それは数分の出来事だった。映画産業とコンピューター関連のハイテク産業で富を成し、数百万の人口を抱えて西海岸屈指の大都会であったロサンゼルスの市街は壊滅し、数万の人命が一瞬で失われた。しかし、揺れが収まった後も今度は火災の恐怖が人々を襲った。駐車中の自動車、街中のガソリンスタンド、地下のガス管などから噴き出した炎は瞬く間に住宅地にも広がり、炎は自身が巻き起こした乱気流や上昇気流によって煽られ、火炎嵐<ファイアストーム>となって荒れ狂い、人々から逃げ場と命を奪って行く――
烈震を生き延び、火炎嵐から逃げ延びた人々は体中煤だらけ、埃だらけ、血まみれになりながら上空に静かに浮かぶ物体を見つめながら思った。この突然の大地震を起こしたのはあの得体の知れない物体なのか――。そんなロス市民の思いなど知るはずもなく、眼下に広がる阿鼻叫喚の地獄を見下ろしながら物体が再び動きを見せた。今まで畳まれていた翼がゆっくりと開き始めたのだ。炎の海の上、純白の光の翼を広げた姿は神々しくさえあった。

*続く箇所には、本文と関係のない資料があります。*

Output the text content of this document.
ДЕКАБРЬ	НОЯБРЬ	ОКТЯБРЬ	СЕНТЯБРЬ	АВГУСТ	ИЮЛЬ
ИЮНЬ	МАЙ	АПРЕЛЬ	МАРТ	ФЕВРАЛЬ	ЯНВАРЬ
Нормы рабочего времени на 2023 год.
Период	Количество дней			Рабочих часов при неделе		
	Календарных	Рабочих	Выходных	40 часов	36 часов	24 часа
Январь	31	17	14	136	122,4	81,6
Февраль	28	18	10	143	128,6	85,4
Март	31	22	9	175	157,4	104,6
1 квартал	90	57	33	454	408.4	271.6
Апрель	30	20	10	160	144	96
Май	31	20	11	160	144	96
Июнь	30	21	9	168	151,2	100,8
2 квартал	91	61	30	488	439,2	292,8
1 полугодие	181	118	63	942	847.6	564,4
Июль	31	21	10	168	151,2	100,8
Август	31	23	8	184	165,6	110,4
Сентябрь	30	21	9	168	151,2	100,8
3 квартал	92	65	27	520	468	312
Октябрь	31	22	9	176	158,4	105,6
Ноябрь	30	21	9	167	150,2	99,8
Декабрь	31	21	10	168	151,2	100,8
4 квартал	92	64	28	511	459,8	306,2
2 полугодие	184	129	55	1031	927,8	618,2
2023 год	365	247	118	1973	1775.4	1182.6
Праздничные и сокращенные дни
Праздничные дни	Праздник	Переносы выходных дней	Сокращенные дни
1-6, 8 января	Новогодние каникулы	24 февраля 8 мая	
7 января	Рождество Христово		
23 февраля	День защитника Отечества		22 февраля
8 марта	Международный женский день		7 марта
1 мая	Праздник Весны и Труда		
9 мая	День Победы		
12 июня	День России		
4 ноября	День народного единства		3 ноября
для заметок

そして、その白い翼がまるで眼下の炎を映し込んだように赤く、紅く燃えるように輝き始める。
「今度は何をするつもりだ…」
半ば絶望的に一人が呟く。次の瞬間、物体は全長数百mに及ぶ翼を壊滅したロサンゼルスに向けて羽ばたかせると、そこから紅い光を伴なった突風が放たれた。突風と言えども威力は衝撃波と呼べるもので、それに触れたあらゆるものは瞬時に燃え上がる。人間の視線から見れば、それは炎の壁が猛スピードで迫ってくるように見えた。炎の壁に呑み込まれたものは無差別に、跡形も無く焼き尽くされ、灰燼と化すと文字通り粉砕された。それは路上に停まった頑丈な戦車にも、地震での倒壊を免れた幸運なビルにも、そして生き残った人々も例外無しに等しく滅びを与えながら進んでいった――。
ワシントンD.C――ホワイトハウス
「ロサンゼルス!何があった!?状況を報告せよ!!!」
物体の動きに変化があったことが伝えられた直後、ジョンストン議長の懸命の呼びかけにもロス市内の対策本部からの連絡は映像、音声ともに沈黙し続けた。
「議長、どう言うことなんだ……」
苦虫を噛み潰したような表情で、ベネット大統領が問いかけた。
「分かりません。最後の報告から予測するには、物体が何かしらの動きを見せたのではないかと……」
そう言って、ジョンストンは唇を噛んだ。
「ステイツが外部からの攻撃を許すなんて、建国以来無かったのことだ……」
大統領も力無くソファーの体を預けた。閣僚の反応も、砂嵐となったモニターをただ見つめる者、机に手を付いたまま立ち尽くす者、様々だったが――
「大統領――」
ジョンストンだけが顔を上げて再び言葉を発した。
「ロサンゼルス沖で待機中の第3艦隊に、物体に対する攻撃命令を!!!」
「――その命令を出すことは、ロサンゼルスで市街戦を展開することを意味するのだぞ!それだけの根拠はあるのだろうな?ジョンストン議長?」
ベネット大統領が鋭い目つきで彼を睨んだ。
「戦いはもう始まっているのですよ。大統領――!!!」
「何だと!?」
ベネットは眉をひそめた。
「はい。ベトナムや湾岸戦争で前線を見続けてきた私の勘ですが、ロサンゼルスは既にあの物体によって奇襲されたと私は確信しています……」
大統領は黙ったままだった。ジョンストン議長は優秀な軍人だ。冷戦が終結し、アメリカが21世紀の新たな軍事戦略を打ち出すには彼の存在無くしては考えられない。彼の軍人として正気の眼を確かめて、大統領は口を開いた。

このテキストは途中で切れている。